Results: Troponin levels increased throughout the ex vivo perfusion in all groups, yet this rise was significantly attenuated by IM in the WT group (IM 185, CS>1000; p=0.02), with a similar non-significant trend in the QKO hearts (IM 750, CS>1000; p=0.37)(Fig.1).
One WT CS heart and 1 WT IM heart were unable to generate forward flow in WHM. One WT CS heart achieved WHM but had declining function and failed at 3 hours (Fig.2F). Cardiac function was relatively preserved over 4 hours in 2 of 3 QKO IM hearts (Fig.2A,B), and 1 of 2 QKO CS hearts (Fig.2E). All WT hearts (2 CS and 1 IM (Fig.2F)) and 2 of 5 QKO hearts (1 CS (Fig.2D) and 1 IM (Fig.2C)) failed within 4 hours.

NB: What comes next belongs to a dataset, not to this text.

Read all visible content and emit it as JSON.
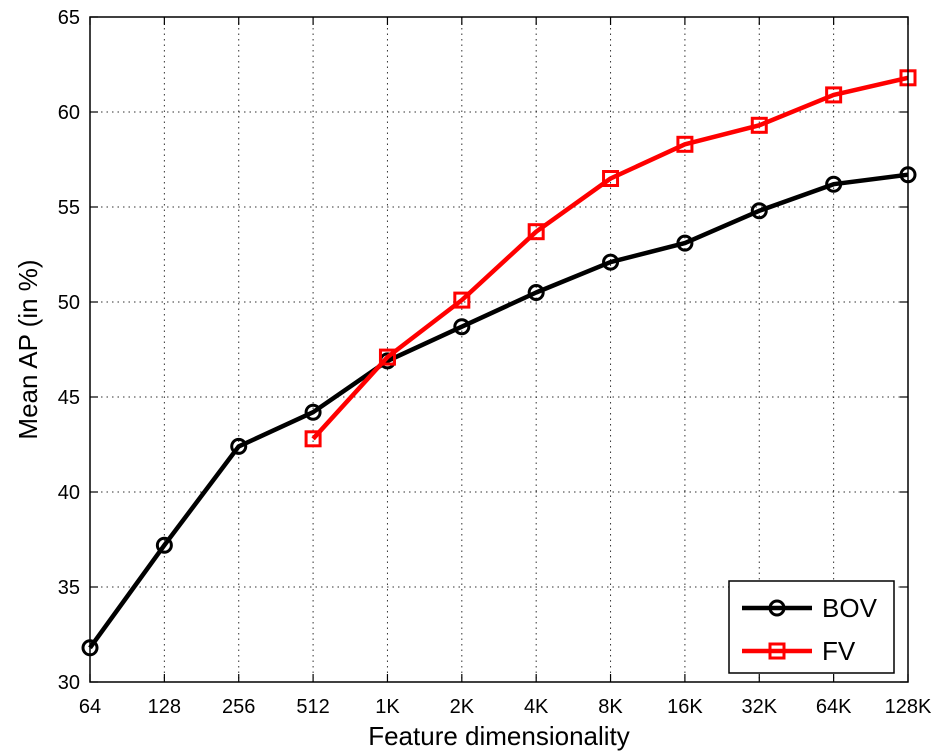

The survival to 4 hours was not significantly improved by IM compared to CS.

Conclusion: Ischemia minimization using cold Steen’s solution demonstrates evidence of heart xenograft protection during ex vivo xenoperfusion, with reduced cardiac injury in WT hearts (as troponin release), and promising functional outcomes. Although this pilot series is preliminary, the findings support prior evidence of IM benefit to prevent heart xenograft injury, and warrants further evaluation in larger ex vivo and in vivo studies. The residual troponin release in QKO hearts despite IM, as well as the incomplete physiologic protection, indicate that additional previously described mechanisms of graft injury will likely need to be targeted to prevent pig heart xenograft injury.